Ciudad de México.- La reciente aprobación de reformas a la Ley de la Guardia Nacional ha encendido las alarmas entre organismos internacionales y defensores de derechos humanos, quienes advierten que las nuevas facultades otorgadas a esta corporación podrían vulnerar garantías fundamentales y debilitar el control civil sobre las instituciones de seguridad.
La ley en cuestión contempla ampliar las atribuciones de la Guardia Nacional en materia de inteligencia e investigación, además de permitir que sus elementos soliciten licencia para postularse a cargos de elección popular. Esta disposición, según Amnistía Internacional, representa una amenaza al equilibrio democrático y podría abrir la puerta al uso político de una fuerza de seguridad originalmente concebida con fines operativos.
En un comunicado, Amnistía Internacional señaló que la reforma podría permitir que la Guardia Nacional ejerza influencia sobre el rumbo político del país, lo que representa un riesgo para el modelo democrático y los derechos de la ciudadanía. Por ello, hizo un llamado al Congreso de la Unión para frenar su implementación y realizar un análisis exhaustivo del impacto que podría tener sobre los derechos humanos.
Por su parte, la Oficina en México del Alto Comisionado de las Naciones Unidas para los Derechos Humanos (ONU-DH) expresó su inquietud a través de redes sociales, recordando que la seguridad pública debe estar en manos de autoridades civiles sujetas a mecanismos democráticos y con respeto estricto a los derechos fundamentales.
Organizaciones como madres buscadoras y colectivos de defensa de derechos humanos también han manifestado su rechazo, advirtiendo que estas reformas pueden derivar en abusos de poder, manipulación de pruebas y una disminución del acceso a la justicia. Esto se agrava ante el hecho de que la Guardia Nacional podría intervenir en la cadena de custodia de evidencia, antes de que lo hagan las autoridades ministeriales, incrementando el riesgo de impunidad en casos de violaciones cometidas por agentes estatales.
Además de las críticas de organismos internacionales, la reforma ha generado tensiones políticas internas. En la Cámara de Diputados, legisladores del PRI y PT protagonizaron enfrentamientos durante su discusión, reflejo de la polarización en torno a este cambio legal.
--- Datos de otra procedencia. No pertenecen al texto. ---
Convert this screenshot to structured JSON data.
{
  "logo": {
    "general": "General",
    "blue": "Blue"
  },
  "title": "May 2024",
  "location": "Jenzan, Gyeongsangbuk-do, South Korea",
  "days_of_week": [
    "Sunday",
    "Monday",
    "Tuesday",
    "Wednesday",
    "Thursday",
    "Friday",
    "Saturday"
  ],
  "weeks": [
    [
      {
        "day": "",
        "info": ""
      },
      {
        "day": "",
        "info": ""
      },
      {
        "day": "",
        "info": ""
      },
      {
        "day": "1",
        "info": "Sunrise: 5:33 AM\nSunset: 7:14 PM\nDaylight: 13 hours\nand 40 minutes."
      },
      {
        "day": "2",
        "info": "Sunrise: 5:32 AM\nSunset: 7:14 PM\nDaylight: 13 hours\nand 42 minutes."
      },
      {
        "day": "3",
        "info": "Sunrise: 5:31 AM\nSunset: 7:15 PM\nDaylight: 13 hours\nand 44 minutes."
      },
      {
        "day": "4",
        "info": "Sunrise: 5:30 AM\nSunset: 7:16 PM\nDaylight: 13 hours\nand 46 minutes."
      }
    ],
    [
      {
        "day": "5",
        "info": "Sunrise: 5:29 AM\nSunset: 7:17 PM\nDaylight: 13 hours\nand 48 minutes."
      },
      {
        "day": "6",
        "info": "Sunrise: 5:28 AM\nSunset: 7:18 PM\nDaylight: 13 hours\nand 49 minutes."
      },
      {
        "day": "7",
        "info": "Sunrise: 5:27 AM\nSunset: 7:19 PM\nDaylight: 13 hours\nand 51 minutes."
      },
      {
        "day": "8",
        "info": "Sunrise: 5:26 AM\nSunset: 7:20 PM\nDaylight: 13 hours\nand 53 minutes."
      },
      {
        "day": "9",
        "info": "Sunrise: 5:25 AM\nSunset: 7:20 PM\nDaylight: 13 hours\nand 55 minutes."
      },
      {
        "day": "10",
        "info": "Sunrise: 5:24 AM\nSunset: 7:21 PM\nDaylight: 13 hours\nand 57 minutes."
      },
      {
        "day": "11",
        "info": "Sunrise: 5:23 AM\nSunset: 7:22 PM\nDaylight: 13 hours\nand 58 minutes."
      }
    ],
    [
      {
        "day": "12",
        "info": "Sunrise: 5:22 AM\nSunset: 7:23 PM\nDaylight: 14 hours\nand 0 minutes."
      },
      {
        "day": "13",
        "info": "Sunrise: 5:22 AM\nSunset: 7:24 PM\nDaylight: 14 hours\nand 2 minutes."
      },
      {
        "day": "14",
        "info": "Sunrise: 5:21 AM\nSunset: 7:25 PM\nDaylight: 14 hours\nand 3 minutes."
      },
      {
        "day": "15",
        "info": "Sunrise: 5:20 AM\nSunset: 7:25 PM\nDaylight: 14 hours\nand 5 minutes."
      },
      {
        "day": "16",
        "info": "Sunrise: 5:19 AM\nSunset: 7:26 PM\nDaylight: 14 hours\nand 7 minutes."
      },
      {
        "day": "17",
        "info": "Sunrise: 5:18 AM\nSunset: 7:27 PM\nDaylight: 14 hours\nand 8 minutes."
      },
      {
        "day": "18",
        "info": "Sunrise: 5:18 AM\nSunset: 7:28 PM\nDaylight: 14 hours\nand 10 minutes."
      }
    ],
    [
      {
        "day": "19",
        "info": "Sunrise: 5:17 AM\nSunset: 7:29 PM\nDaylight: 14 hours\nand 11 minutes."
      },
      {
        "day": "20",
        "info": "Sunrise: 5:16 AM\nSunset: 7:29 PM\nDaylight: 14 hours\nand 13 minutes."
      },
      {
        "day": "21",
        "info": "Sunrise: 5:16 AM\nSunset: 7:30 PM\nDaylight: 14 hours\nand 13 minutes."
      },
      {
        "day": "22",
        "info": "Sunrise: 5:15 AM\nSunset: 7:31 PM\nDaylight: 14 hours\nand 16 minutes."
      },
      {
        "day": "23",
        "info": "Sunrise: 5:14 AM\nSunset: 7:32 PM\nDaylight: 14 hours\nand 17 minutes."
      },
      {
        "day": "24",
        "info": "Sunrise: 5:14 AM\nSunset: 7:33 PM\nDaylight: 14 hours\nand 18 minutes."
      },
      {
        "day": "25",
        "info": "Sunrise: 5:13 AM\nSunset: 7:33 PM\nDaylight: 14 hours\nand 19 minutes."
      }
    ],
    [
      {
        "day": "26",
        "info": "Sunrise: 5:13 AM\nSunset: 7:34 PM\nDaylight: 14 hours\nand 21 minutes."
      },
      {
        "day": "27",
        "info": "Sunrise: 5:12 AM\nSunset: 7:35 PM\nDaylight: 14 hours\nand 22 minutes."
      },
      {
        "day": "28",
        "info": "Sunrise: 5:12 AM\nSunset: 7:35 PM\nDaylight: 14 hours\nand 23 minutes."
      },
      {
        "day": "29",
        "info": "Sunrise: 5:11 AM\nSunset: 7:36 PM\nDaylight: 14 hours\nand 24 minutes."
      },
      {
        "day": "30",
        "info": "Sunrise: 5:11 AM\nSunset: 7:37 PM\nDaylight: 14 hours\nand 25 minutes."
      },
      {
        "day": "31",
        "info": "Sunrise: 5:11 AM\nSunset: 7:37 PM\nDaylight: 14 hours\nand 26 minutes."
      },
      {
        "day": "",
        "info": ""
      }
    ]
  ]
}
Diversos sectores han insistido en que la militarización de la seguridad pública no puede ser el camino para garantizar la paz y la justicia, sobre todo cuando aún persisten señalamientos sobre prácticas indebidas en corporaciones de este tipo. La demanda central: que se priorice el papel de instituciones civiles, se respete el marco legal internacional, y se refuercen los mecanismos de transparencia y rendición de cuentas.